Saluto la mia bella macchinetta, l’accarezzo sulla testa e lei, tutta soddisfatta, mi fa pure un complice occhiolino con un fanale. Sono commosso, si. Mi vuole bene, non c’è niente da dire.
Ripartiamo, le dico. E tu, buffone mio compare, che aspetti ad entrare? Ripiega quelle ali, forza che c’ho fretta.
E subito siamo in strada. Dopo qualche chilometro arriviamo a Ferrara. Una freccia sbilenca e arrugginita ci indica la direzione che porta al mare e una sterzata brusca ci immette nella strada provinciale per Codigoro.
Non posso di certo sbagliare! Mi dico.
Arrivato ad un certo punto la strada e il fiume si tengono per mano. Procedono per chilometri l’uno di fianco all’altro passeggiando come due teneri amanti. Il rumore delle macchine e quello dell’acqua che scorre placida e beata si mischiano come fossero intimi umori. Fanno all’amore. Da quest’affetto promiscuo io rimango affascinato tanto è intenso e delicato. Allora, come per incanto, ormai pacificato, mi fermo in un bar a prendere…
Un caffè? Direte voi.
Sbagliato, vi ho fregato.
Ordino un gelato al mandarino e mi siedo ad un tavolino. E mentre gusto il mio gelato cerco di pensare alle sorti del papato, ad un uomo che suona il suo violino, al debito dello Stato, allo scioglimento dei ghiacciai, al volo degli uccelli migratori e al duro lavoro dei minatori.
Ma… perché lo faccio? Mi domando.
Allora lascio stare. Poi m’accorgo che seduto accanto a me c’è un uomo che legge il suo giornale. Lo tiene davanti a sé fissandolo in un modo innaturale. Sembra una statua di cera. Nemmeno un muscolo che si muove.
Respira? Mi viene da domandare.
È un tipo in carne, è tonico, muscoloso e a prima vista può sembrare anche bello. Ha il volto ben rasato e in testa, calcato fino agli occhi, porta un cappello. Mi alzo, faccio un giro, mi avvicino alle sue spalle e poi, di scatto, opplà!, salto di lato. Nessun segno di vita. Il suo sguardo è sempre lì inchiodato. Allora mi piego sul suo viso per vedere almeno se respira. Niente. Non si muove. Mi ritraggo e lo guardo da un poco più lontano. Niente. Giro dall’altra parte e faccio un cenno di saluto. Ancora niente. Allora…
Bum!
Gli faccio per vedere se reagisce. Niente, tanto per cambiare. Allora, come ultimo tentativo, chiamo il mio angelo custode
Vieni qua ho bisogno d’un favore, e dai, fatti vedere! Gli dico.
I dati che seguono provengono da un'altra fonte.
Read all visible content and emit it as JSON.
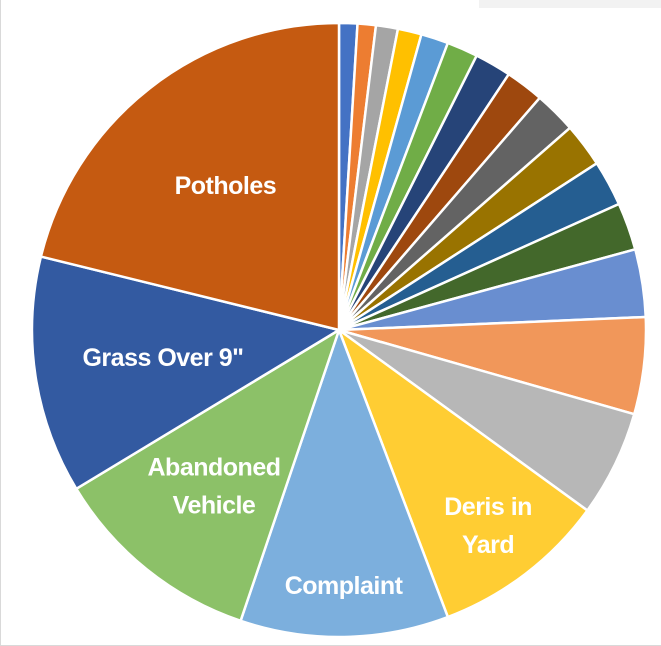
{
  "chart_data": {
    "type": "pie",
    "title": "",
    "legend": "none",
    "slices": [
      {
        "label": "",
        "value": 1.0,
        "color": "#4472c4"
      },
      {
        "label": "",
        "value": 1.0,
        "color": "#ed7d31"
      },
      {
        "label": "",
        "value": 1.2,
        "color": "#a5a5a5"
      },
      {
        "label": "",
        "value": 1.3,
        "color": "#ffc000"
      },
      {
        "label": "",
        "value": 1.5,
        "color": "#5b9bd5"
      },
      {
        "label": "",
        "value": 1.7,
        "color": "#70ad47"
      },
      {
        "label": "",
        "value": 2.0,
        "color": "#264478"
      },
      {
        "label": "",
        "value": 2.1,
        "color": "#9e480e"
      },
      {
        "label": "",
        "value": 2.3,
        "color": "#636363"
      },
      {
        "label": "",
        "value": 2.4,
        "color": "#997300"
      },
      {
        "label": "",
        "value": 2.5,
        "color": "#255e91"
      },
      {
        "label": "",
        "value": 2.6,
        "color": "#43682b"
      },
      {
        "label": "",
        "value": 3.7,
        "color": "#698ed0"
      },
      {
        "label": "",
        "value": 5.3,
        "color": "#f1975a"
      },
      {
        "label": "",
        "value": 5.8,
        "color": "#b7b7b7"
      },
      {
        "label": "Deris in Yard",
        "value": 9.6,
        "color": "#ffcd33"
      },
      {
        "label": "Complaint",
        "value": 11.4,
        "color": "#7cafdd"
      },
      {
        "label": "Abandoned Vehicle",
        "value": 11.6,
        "color": "#8cc168"
      },
      {
        "label": "Grass Over 9\"",
        "value": 13.0,
        "color": "#335aa1"
      },
      {
        "label": "Potholes",
        "value": 22.0,
        "color": "#c55a11"
      }
    ]
  }
}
Penso che di fronte ad un essere così bislacco con le ali attaccate con lo spago sulle spalle quell’uomo che legge il giornale non può rimanere indifferente. Invece…
Basta, è troppo, è inutile che insisto.
Volto le spalle e me ne vado. Solo a quel punto lui gira lentamente lo sguardo senza muovere la testa. È solo un attimo, un accenno perché poi ritorna a fissare il suo giornale.
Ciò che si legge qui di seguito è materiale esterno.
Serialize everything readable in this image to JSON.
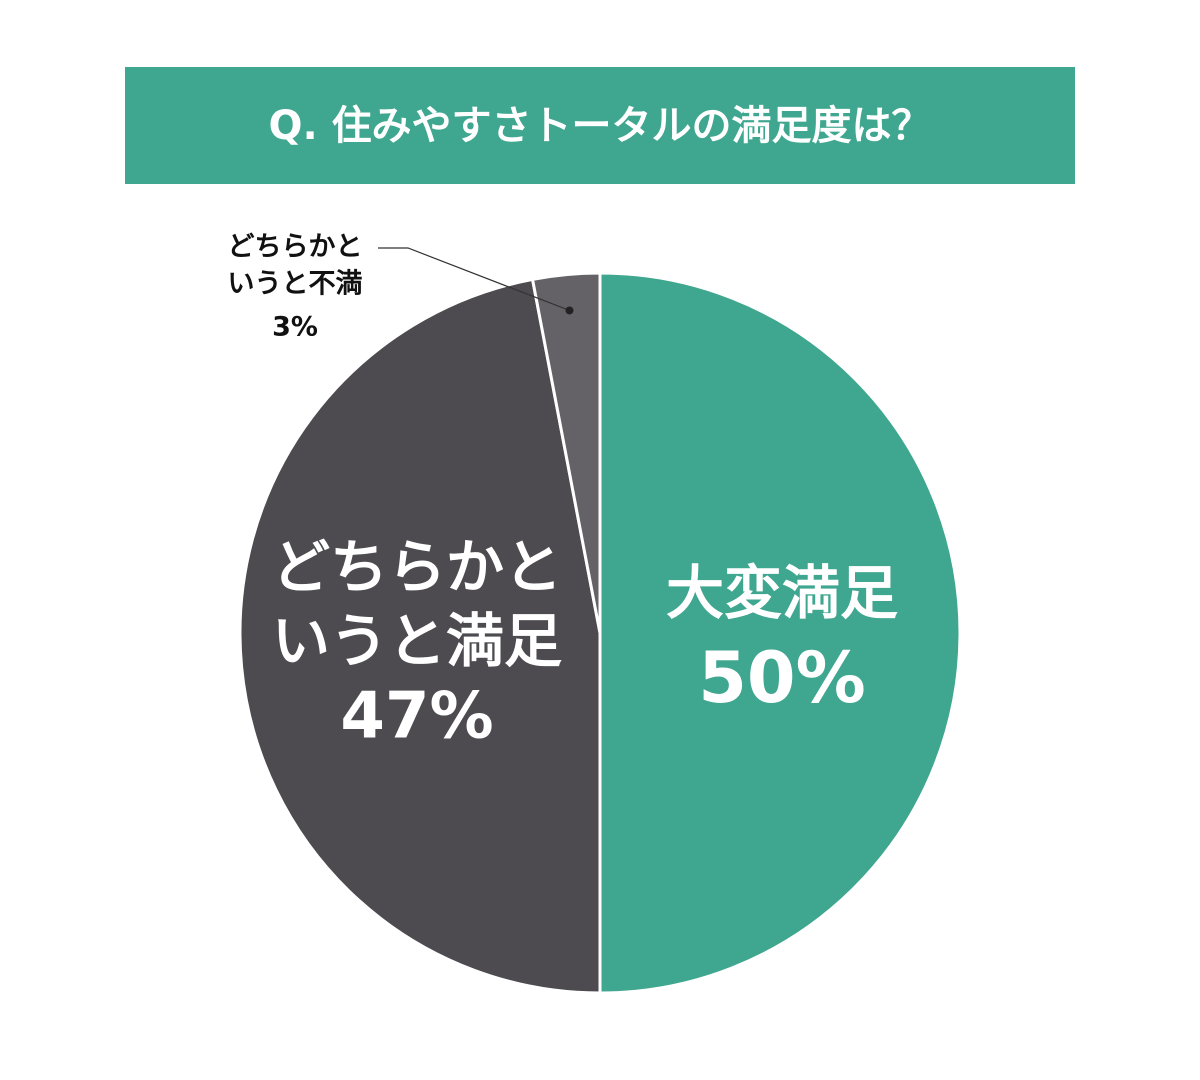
{
  "chart_data": {
    "type": "pie",
    "title": "Q. 住みやすさトータルの満足度は？",
    "categories": [
      [
        "大変満足"
      ],
      [
        "どちらかと",
        "いうと満足"
      ],
      [
        "どちらかと",
        "いうと不満"
      ]
    ],
    "values": [
      50,
      47,
      3
    ],
    "value_labels": [
      "50%",
      "47%",
      "3%"
    ],
    "colors": [
      "#3fa68f",
      "#4d4b50",
      "#646266"
    ]
  }
}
Che tipo! Esclamo. Da dov’è sbucato?
Prima d’andarmene, però, guardo la data di quel giornale: è quella di sei mesi fa. Chissà perchè? Ma non ci sto tanto su a pensare. Torno dalla mia bella due cavalli che ritrovo offesa, anche lei avrebbe gradito un bel gelato. L’avrebbe desiderato al gusto d’olio di motore.
Quante storie! Le dico. Per così poco? Me ne sono dimenticato!
E poi…
Chi t’ha detto che quel gusto sopraffino in quel bar l’avrei trovato? Quindi adesso basta con i capricci e ripartiamo.
Lei, riluttante, si mette in moto e attende che le indichi la via.
Ed io? Mi chiede l’angelo custode.
Tu che cosa?
Anch’io avevo voglia d’un gelato.
Ma senti questo! Che pretese! E… che gusto avresti preferito?
Vediamo… al gusto della Comune di Parigi!
A che? Che gusto è?
Sei sordo? Mi risponde. Non hai sentito?
Ma lascia stare, saltimbanco! Smetti di prendermi per il culo, io gli dico.
E poi taccio.
Sei cattivo ma, vedrai, prima o poi te la farò pagare. Mi risponde frignando.
Ma io me ne frego della sua minaccia e ancor di più delle sue lacrime salate (peggio per lui) e torno a pensare al mare che mi aspetta.